Today I learned that there are no public domain photographs of Raymond Chandler in existence. Zero! Seems odd for a guy who was born in the year 1888. Anyways, I love me some Chandler, especially his 1940 classic Farewell, My Lovely. It’s one of the very best crime books ever written. But he does some odd things here and there that sometimes fly in the face of commonly accepted writing advice. I previously wrote about his clever strategy for breaking the “show, don’t tell” rule. Later on in the same novel, he does something highly unusual in the middle of a fight scene. Chandler’s detective Phillip Marlowe is investigating a lead when he falls in with some rough people and finds himself in a fistfight:
I tried to yell, for no reason at all. Breath panted in my throat and couldn’t get out. The Indian threw me sideways and got a body scissors on me as I fell. He had me in a barrel. His hands went to my neck. Sometimes I wake up in the night. I feel them there and I smell the smell of him. I feel the breath fighting and losing and the greasy fingers digging in. Then I get up and take a drink and turn the radio on. I was just about gone when the light flared on again…

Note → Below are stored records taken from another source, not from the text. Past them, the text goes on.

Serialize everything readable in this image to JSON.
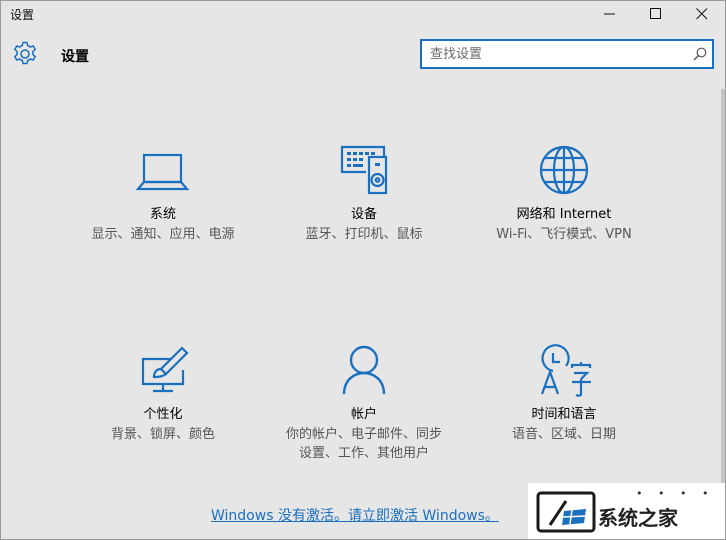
{
  "window": {
    "title": "设置"
  },
  "header": {
    "title": "设置",
    "search_placeholder": "查找设置"
  },
  "tiles": [
    {
      "name": "系统",
      "desc": "显示、通知、应用、电源",
      "icon": "laptop-icon"
    },
    {
      "name": "设备",
      "desc": "蓝牙、打印机、鼠标",
      "icon": "devices-icon"
    },
    {
      "name": "网络和 Internet",
      "desc": "Wi-Fi、飞行模式、VPN",
      "icon": "globe-icon"
    },
    {
      "name": "个性化",
      "desc": "背景、锁屏、颜色",
      "icon": "personalization-icon"
    },
    {
      "name": "帐户",
      "desc": "你的帐户、电子邮件、同步设置、工作、其他用户",
      "icon": "person-icon"
    },
    {
      "name": "时间和语言",
      "desc": "语音、区域、日期",
      "icon": "time-language-icon"
    }
  ],
  "activation": {
    "text": "Windows 没有激活。请立即激活 Windows。"
  },
  "watermark": {
    "text": "系统之家",
    "dots": "• • • •"
  },
  "colors": {
    "accent": "#1a6fbf",
    "background": "#e6e6e6"
  }
}
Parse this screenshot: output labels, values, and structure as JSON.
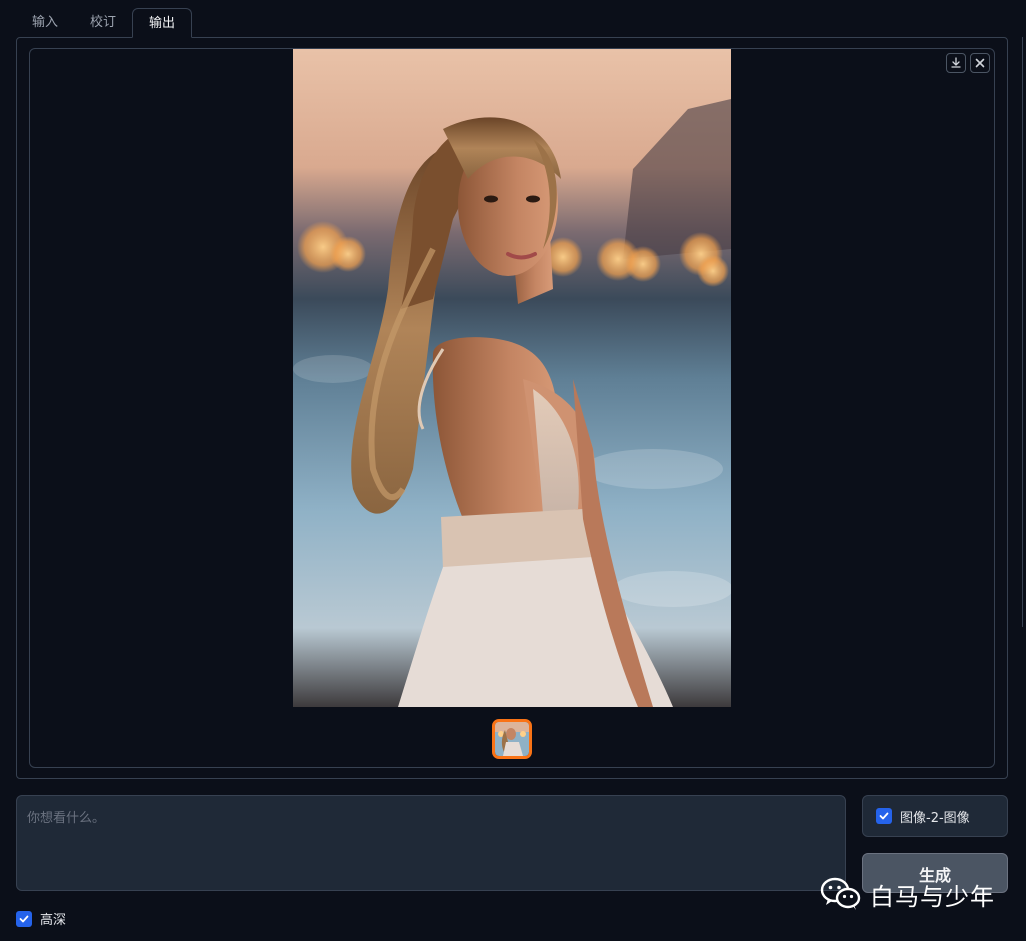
{
  "tabs": [
    {
      "label": "输入"
    },
    {
      "label": "校订"
    },
    {
      "label": "输出",
      "active": true
    }
  ],
  "gallery": {
    "download_icon": "download-icon",
    "close_icon": "close-icon",
    "main_image": "portrait-woman-beach-sunset",
    "thumbnail_count": 1
  },
  "prompt": {
    "placeholder": "你想看什么。",
    "value": ""
  },
  "mode": {
    "label": "图像-2-图像",
    "checked": true
  },
  "generate_button": {
    "label": "生成"
  },
  "hd_option": {
    "label": "高深",
    "checked": true
  },
  "watermark": {
    "text": "白马与少年",
    "icon": "wechat-icon"
  },
  "colors": {
    "background": "#0b0f19",
    "border": "#374151",
    "accent_checkbox": "#2563eb",
    "thumbnail_border": "#f97316",
    "button_bg": "#4b5563"
  }
}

Did you catch that? Chandler inserted a flash forward right in the middle of an action sequence. This is strange for two reasons. First, it breaks the flow of the action. In Writing & Selling Your Mystery Novel, crime writer Hallie Ephron warns against doing that:
If you find yourself taking a pause in the middle of an action sequence to explain something, be aware that you are slowing the forward momentum… Don’t dump information into an action sequence.

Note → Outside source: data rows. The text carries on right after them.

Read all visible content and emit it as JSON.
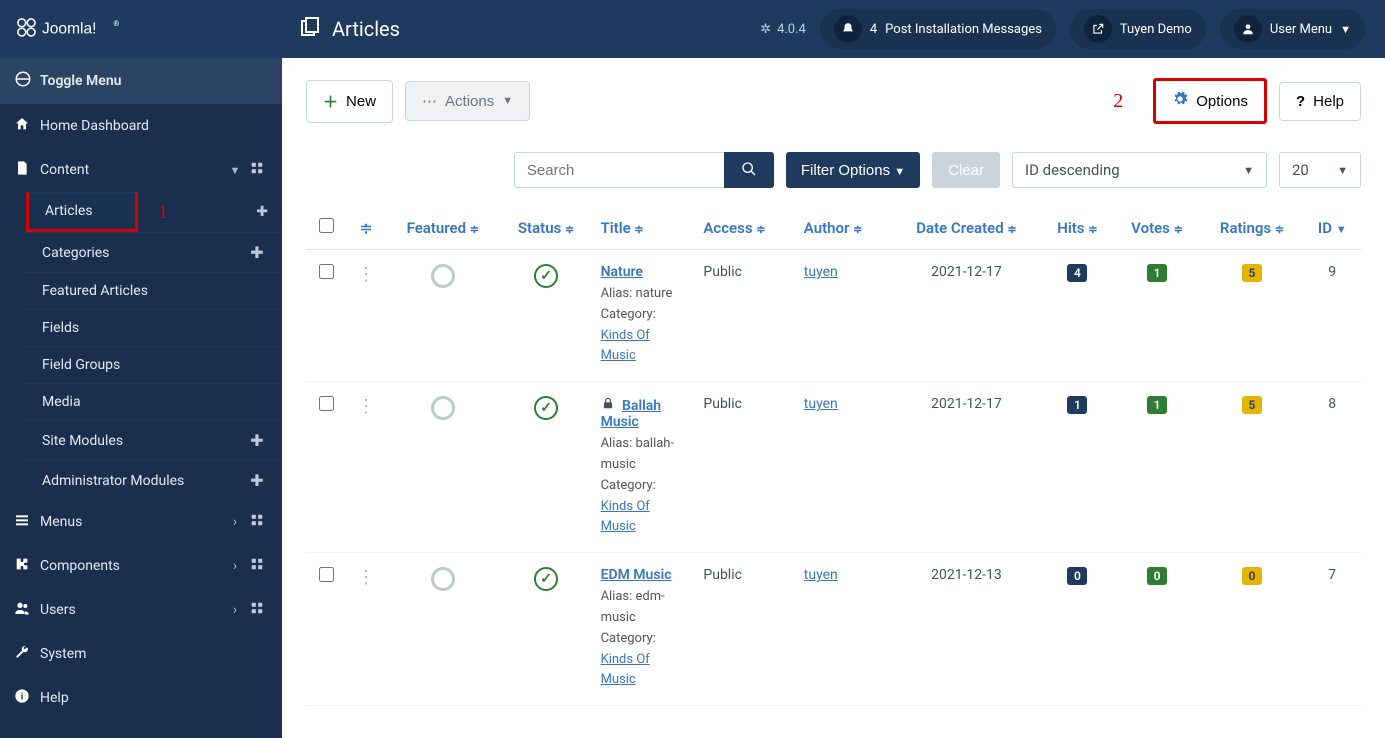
{
  "top": {
    "brand": "Joomla!",
    "page_icon": "copy-icon",
    "page_title": "Articles",
    "version": "4.0.4",
    "notif_count": "4",
    "post_install": "Post Installation Messages",
    "site_name": "Tuyen Demo",
    "user_menu": "User Menu"
  },
  "sidebar": {
    "toggle": "Toggle Menu",
    "items": [
      {
        "icon": "home",
        "label": "Home Dashboard",
        "chev": false,
        "grid": false
      },
      {
        "icon": "file",
        "label": "Content",
        "chev": true,
        "grid": true,
        "children": [
          {
            "label": "Articles",
            "plus": true,
            "active": true,
            "highlight": true
          },
          {
            "label": "Categories",
            "plus": true
          },
          {
            "label": "Featured Articles"
          },
          {
            "label": "Fields"
          },
          {
            "label": "Field Groups"
          },
          {
            "label": "Media"
          },
          {
            "label": "Site Modules",
            "plus": true
          },
          {
            "label": "Administrator Modules",
            "plus": true
          }
        ]
      },
      {
        "icon": "list",
        "label": "Menus",
        "chev": true,
        "grid": true
      },
      {
        "icon": "puzzle",
        "label": "Components",
        "chev": true,
        "grid": true
      },
      {
        "icon": "users",
        "label": "Users",
        "chev": true,
        "grid": true
      },
      {
        "icon": "wrench",
        "label": "System"
      },
      {
        "icon": "info",
        "label": "Help"
      }
    ]
  },
  "toolbar": {
    "new": "New",
    "actions": "Actions",
    "options": "Options",
    "help": "Help"
  },
  "annot": {
    "one": "1",
    "two": "2"
  },
  "filter": {
    "search_placeholder": "Search",
    "filter_options": "Filter Options",
    "clear": "Clear",
    "sort": "ID descending",
    "limit": "20"
  },
  "columns": {
    "featured": "Featured",
    "status": "Status",
    "title": "Title",
    "access": "Access",
    "author": "Author",
    "date": "Date Created",
    "hits": "Hits",
    "votes": "Votes",
    "ratings": "Ratings",
    "id": "ID"
  },
  "meta_labels": {
    "alias": "Alias: ",
    "category": "Category: "
  },
  "rows": [
    {
      "locked": false,
      "title": "Nature",
      "alias": "nature",
      "category": "Kinds Of Music",
      "access": "Public",
      "author": "tuyen",
      "date": "2021-12-17",
      "hits": "4",
      "votes": "1",
      "ratings": "5",
      "id": "9"
    },
    {
      "locked": true,
      "title": "Ballah Music",
      "alias": "ballah-music",
      "category": "Kinds Of Music",
      "access": "Public",
      "author": "tuyen",
      "date": "2021-12-17",
      "hits": "1",
      "votes": "1",
      "ratings": "5",
      "id": "8"
    },
    {
      "locked": false,
      "title": "EDM Music",
      "alias": "edm-music",
      "category": "Kinds Of Music",
      "access": "Public",
      "author": "tuyen",
      "date": "2021-12-13",
      "hits": "0",
      "votes": "0",
      "ratings": "0",
      "id": "7"
    }
  ]
}
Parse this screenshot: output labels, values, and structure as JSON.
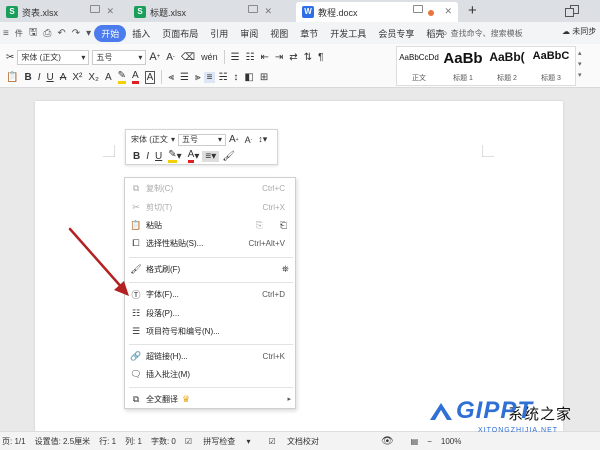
{
  "tabs": [
    {
      "icon": "spreadsheet-icon",
      "color": "#1a9f5b",
      "label": "资表.xlsx"
    },
    {
      "icon": "spreadsheet-icon",
      "color": "#1a9f5b",
      "label": "标题.xlsx"
    },
    {
      "icon": "word-doc-icon",
      "color": "#2e6ee6",
      "label": "教程.docx"
    }
  ],
  "menu": [
    "开始",
    "插入",
    "页面布局",
    "引用",
    "审阅",
    "视图",
    "章节",
    "开发工具",
    "会员专享",
    "稻壳"
  ],
  "search_placeholder": "查找命令、搜索模板",
  "cloud_label": "未同步",
  "ribbon": {
    "font": "宋体 (正文)",
    "size": "五号",
    "styles": [
      {
        "preview": "AaBbCcDd",
        "label": "正文"
      },
      {
        "preview": "AaBb",
        "label": "标题 1"
      },
      {
        "preview": "AaBb(",
        "label": "标题 2"
      },
      {
        "preview": "AaBbC",
        "label": "标题 3"
      }
    ]
  },
  "mini_toolbar": {
    "font": "宋体 (正文",
    "size": "五号"
  },
  "context_menu": [
    {
      "icon": "copy-icon",
      "label": "复制(C)",
      "shortcut": "Ctrl+C",
      "disabled": true
    },
    {
      "icon": "cut-icon",
      "label": "剪切(T)",
      "shortcut": "Ctrl+X",
      "disabled": true
    },
    {
      "icon": "paste-icon",
      "label": "粘贴",
      "shortcut": "",
      "disabled": false
    },
    {
      "icon": "paste-special-icon",
      "label": "选择性粘贴(S)...",
      "shortcut": "Ctrl+Alt+V",
      "disabled": false
    },
    {
      "icon": "format-painter-icon",
      "label": "格式刷(F)",
      "shortcut": "",
      "disabled": false
    },
    {
      "icon": "font-icon",
      "label": "字体(F)...",
      "shortcut": "Ctrl+D",
      "disabled": false
    },
    {
      "icon": "paragraph-icon",
      "label": "段落(P)...",
      "shortcut": "",
      "disabled": false
    },
    {
      "icon": "bullets-icon",
      "label": "项目符号和编号(N)...",
      "shortcut": "",
      "disabled": false
    },
    {
      "icon": "link-icon",
      "label": "超链接(H)...",
      "shortcut": "Ctrl+K",
      "disabled": false
    },
    {
      "icon": "comment-icon",
      "label": "插入批注(M)",
      "shortcut": "",
      "disabled": false
    },
    {
      "icon": "translate-icon",
      "label": "全文翻译",
      "shortcut": "",
      "disabled": false
    }
  ],
  "status": {
    "page": "页: 1/1",
    "setting": "设置值: 2.5厘米",
    "row": "行: 1",
    "col": "列: 1",
    "wordcount": "字数: 0",
    "spellcheck": "拼写检查",
    "proofread": "文档校对",
    "zoom": "100%"
  },
  "watermark": {
    "brand": "GIPPT",
    "site": "XITONGZHIJIA.NET",
    "partial_text": "系统之家"
  },
  "colors": {
    "accent": "#4b7bec",
    "arrow": "#b22222",
    "highlight": "#f5d000",
    "font_color": "#e02020"
  }
}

So, he’s blatantly disregarded some core tenants of a fight scene. But, moreover, this flash-forward ruins the suspense. The author is telling you, right then and there, that the main character’s going to be just fine. Not only will he survive this fight, but it sounds like he’ll survive the events of the novel as well. What’s the use of putting your character in danger if the reader knows he’ll survive? Sol Stein addresses the dilemma in his essential guidebook On Writing:
A point sometimes overlooked by beginners is that if a story centers on the narrator’s ability to survive life-threatening dangers, some suspense will be lost in the first person because the character will have to survive to finish the story.
I can’t help but think that Chandler is having some fun with the confines of first-person narration here. He’s blatantly announcing to the reader “OF COURSE HE LIVES! WHAT ARE YOU, STUPID?” It’s a story told in first-person, dummy. And before you dismiss this as the over-analysis of an English professor, consider that Chandler routinely inserts meta-commentary on writing and literature into his novels, including in Farewell, My Lovely, when he takes a dig at his contemporary Ernest Hemingway. Marlowe meets a dumb brawny cop and decides to nickname him Hemingway (much to the cop’s confusion). Then they have this exchange:
“Who is this Hemingway person at all?”
“A guy that keeps saying the same thing over and over until you begin to believe it must be good.”
Dang, Ray. That’s savage. I don’t pretend to understand his beef with Hemingway (I think Hemingway’s pretty great!). But Chandler was a writer of enormous talent and great wit who liked having fun now and again with the conventions of literature. I can’t help feeling that’s what he’s doing here, and I love it.